I like Mathwonk's answer! A similar way to see that e^{ix}= cos(x)+ isin(x) is to use the Taylor's series at x= 0 (as jgens said):
e^{x}= 1+ x+ x^2/2+ x^3/6+ \cdot\cdot\cdot+ x^n/n!+ \cdot\cdot\cdot
cos(x)= 1- x^2/2+ x^4/4!+ \cdot\cdot\cdot+ (-1)^n x^{2n}/(2n!)+ \cdot\cdot\cdot
sin(x)= x- x^3/3!+ x^5/5!+ \cdot\cdot\cdot+ (-1)^n x^{2n+1}/(2n+1)!+ \cdot\cdot\cdot
Each involves powers of x over the factorial of that power. Sine has only odd powers, cosine only even powers and sine and cosine have alternating sign.

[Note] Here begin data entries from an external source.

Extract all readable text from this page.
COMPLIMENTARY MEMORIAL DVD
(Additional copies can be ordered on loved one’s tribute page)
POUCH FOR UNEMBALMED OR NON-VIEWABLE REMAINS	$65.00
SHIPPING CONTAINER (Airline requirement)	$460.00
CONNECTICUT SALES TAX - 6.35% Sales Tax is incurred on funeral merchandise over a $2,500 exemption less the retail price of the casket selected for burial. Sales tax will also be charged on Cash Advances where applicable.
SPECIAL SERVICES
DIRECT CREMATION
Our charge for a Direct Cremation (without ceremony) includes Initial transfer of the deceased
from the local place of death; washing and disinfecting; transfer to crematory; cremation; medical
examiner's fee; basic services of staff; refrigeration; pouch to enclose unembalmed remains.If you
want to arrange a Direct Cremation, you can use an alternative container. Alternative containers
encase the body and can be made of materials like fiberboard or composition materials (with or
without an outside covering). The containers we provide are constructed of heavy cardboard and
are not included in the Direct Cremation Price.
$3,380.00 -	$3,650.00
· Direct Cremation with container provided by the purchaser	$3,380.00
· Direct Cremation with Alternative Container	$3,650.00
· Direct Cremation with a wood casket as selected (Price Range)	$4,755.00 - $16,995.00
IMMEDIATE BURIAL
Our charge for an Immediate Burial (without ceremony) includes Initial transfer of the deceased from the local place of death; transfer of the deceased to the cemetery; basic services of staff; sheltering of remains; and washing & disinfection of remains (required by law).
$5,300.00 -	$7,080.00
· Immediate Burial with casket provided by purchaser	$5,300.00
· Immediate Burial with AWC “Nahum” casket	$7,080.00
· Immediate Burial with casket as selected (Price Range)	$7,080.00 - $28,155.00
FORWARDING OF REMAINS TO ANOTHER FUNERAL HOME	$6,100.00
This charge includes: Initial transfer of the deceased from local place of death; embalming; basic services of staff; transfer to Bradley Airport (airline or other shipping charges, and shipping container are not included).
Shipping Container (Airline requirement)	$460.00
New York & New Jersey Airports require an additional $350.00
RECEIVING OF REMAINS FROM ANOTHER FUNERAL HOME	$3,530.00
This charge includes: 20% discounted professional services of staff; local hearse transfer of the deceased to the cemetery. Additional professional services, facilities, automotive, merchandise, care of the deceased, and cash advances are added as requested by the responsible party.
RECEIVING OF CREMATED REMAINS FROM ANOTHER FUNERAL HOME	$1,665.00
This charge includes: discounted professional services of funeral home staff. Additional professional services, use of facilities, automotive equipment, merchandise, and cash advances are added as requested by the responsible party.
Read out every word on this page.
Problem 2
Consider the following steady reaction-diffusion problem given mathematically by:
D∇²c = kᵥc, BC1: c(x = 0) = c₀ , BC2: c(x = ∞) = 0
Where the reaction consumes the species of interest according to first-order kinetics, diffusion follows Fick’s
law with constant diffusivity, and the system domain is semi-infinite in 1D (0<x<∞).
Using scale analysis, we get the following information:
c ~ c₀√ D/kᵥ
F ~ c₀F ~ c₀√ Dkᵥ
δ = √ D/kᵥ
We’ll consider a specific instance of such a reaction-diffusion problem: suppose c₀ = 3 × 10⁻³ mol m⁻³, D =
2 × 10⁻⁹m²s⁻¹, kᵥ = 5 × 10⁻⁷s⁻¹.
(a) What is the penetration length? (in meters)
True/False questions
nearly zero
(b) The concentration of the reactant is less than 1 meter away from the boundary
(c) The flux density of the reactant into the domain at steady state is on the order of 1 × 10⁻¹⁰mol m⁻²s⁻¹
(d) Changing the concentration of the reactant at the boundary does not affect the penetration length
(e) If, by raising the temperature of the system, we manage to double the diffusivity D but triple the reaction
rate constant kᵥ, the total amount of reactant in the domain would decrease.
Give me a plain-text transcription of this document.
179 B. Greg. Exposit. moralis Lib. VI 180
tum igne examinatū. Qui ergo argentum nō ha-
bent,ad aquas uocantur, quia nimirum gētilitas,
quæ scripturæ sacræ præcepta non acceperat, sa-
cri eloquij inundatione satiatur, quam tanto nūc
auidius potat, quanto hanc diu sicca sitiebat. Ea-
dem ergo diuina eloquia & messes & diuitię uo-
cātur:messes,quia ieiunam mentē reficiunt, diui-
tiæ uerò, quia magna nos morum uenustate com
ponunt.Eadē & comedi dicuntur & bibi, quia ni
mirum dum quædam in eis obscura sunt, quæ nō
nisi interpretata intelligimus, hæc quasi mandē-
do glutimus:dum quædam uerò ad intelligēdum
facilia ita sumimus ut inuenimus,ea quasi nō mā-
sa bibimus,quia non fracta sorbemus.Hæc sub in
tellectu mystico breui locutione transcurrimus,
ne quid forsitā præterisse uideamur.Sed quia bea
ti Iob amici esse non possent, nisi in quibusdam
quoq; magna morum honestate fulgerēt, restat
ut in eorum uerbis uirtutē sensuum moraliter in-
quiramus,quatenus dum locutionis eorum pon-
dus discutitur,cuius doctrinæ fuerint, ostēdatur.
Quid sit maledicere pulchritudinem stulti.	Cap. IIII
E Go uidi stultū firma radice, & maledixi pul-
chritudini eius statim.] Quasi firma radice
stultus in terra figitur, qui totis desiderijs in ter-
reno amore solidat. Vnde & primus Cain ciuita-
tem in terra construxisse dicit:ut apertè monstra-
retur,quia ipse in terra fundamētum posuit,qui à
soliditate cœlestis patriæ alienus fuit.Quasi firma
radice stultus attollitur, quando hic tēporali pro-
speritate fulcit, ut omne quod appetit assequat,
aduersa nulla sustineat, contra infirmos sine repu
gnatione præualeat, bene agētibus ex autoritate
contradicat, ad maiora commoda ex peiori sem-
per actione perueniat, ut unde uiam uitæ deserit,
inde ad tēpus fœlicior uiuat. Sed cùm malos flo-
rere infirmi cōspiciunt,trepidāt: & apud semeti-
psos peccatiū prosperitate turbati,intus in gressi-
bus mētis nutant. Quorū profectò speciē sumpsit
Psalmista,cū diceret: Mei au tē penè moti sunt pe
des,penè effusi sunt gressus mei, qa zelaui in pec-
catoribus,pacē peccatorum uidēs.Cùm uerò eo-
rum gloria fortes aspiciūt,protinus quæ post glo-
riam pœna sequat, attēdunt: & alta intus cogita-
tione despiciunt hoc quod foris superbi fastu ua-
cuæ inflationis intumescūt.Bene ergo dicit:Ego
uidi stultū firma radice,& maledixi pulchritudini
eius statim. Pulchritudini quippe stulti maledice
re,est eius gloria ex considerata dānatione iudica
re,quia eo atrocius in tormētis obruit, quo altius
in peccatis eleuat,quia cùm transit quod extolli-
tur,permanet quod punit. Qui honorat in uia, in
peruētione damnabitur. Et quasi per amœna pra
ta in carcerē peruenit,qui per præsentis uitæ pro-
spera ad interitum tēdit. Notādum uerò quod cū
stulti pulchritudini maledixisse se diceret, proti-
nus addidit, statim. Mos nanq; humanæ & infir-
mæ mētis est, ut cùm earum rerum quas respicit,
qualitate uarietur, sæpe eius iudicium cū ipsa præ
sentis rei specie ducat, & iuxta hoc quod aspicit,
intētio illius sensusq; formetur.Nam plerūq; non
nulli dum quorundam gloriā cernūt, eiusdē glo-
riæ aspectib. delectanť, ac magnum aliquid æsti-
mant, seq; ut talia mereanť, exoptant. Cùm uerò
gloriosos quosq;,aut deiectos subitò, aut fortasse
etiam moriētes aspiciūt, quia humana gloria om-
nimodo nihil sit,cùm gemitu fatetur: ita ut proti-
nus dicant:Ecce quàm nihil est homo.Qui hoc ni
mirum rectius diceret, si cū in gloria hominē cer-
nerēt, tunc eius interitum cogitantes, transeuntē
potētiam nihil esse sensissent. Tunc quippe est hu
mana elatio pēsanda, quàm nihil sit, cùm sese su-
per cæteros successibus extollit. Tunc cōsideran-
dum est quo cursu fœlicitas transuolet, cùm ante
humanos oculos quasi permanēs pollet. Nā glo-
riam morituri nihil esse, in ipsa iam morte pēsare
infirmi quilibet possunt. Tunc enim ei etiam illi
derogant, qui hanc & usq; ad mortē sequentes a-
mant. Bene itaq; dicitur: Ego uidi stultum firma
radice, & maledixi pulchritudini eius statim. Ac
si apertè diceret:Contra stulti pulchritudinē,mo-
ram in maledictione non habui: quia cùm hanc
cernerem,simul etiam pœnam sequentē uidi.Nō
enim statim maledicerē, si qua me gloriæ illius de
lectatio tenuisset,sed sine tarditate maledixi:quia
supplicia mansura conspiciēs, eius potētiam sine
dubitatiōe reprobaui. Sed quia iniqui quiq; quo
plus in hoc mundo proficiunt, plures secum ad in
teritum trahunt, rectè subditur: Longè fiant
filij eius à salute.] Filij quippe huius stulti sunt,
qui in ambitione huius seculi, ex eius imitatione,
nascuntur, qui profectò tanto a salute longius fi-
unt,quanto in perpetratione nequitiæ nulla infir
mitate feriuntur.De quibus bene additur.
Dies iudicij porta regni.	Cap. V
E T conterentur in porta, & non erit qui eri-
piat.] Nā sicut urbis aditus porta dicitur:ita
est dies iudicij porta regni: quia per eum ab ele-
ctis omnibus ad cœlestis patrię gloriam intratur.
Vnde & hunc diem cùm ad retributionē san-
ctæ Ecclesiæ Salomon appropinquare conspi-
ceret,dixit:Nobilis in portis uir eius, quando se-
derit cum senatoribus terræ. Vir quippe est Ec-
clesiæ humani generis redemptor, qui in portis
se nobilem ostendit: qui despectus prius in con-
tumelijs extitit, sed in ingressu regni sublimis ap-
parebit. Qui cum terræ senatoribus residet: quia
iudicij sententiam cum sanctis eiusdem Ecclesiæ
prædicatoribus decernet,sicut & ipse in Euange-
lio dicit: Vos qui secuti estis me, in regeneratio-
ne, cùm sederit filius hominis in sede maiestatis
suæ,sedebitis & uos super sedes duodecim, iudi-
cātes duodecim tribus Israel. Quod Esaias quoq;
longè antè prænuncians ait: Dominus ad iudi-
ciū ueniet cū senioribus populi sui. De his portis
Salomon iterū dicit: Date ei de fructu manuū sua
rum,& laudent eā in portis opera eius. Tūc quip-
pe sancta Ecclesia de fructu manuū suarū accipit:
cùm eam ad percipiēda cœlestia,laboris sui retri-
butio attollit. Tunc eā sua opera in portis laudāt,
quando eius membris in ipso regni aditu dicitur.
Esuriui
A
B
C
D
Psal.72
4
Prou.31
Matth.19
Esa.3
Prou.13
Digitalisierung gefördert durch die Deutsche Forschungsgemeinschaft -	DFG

Now see what happens when we replace "x" with "ix" in the series for e^x:
e^{ix}= 1+ (ix)+ (ix)^2/2+ (ix)^3/3!+ \cdot\cdot\cdot+ (ix)^n/n!+ \cdot\cdot\cdot
e^{ix}= 1+ ix+ i^2x^2/2+ i^3x^3/3!+ \cdot\cdot\cdot+ i^nx^n/n!+ \cdot\cdot\cdot
Of course, i^2= -1 so i^3= i^2(x)= -i, i^4= -i(i)= 1 and then it all repeats. That is, every odd power of ix is plus or minus ix while every even power is plus or minus 1. So
e^{ix}= 1+ ix- x^2/2- ix^3/3!+ \cdot\cdot\cdot+ (-1)^nx^{2n}/(2n)!+ (-1)^ni x^{2n+1}/(2n+1)!+ \cdot\cdot\cdot
and separating "real" and "imaginary" parts
e^{ix}= (1- x^2/2+ x^4/4!+ \cdot\cdot\cdot+ (-1)^n x^{2n}/(2n)!+ \cdot\cdot\cdot)+ i(x- x^3/3!+ \cdot\cdot\cdot+ (-1)^n x^{2n+1}/(2n+1)!)
e^{ix}= cos(x)+ isin(x)
I don't know how to understand the exp term as sinusoidal? in my mind they simply go to zero or infinity.
That's because you are used to dealing with real numbers. The exponential is increasing along along the real axis, periodic along the imaginary axis.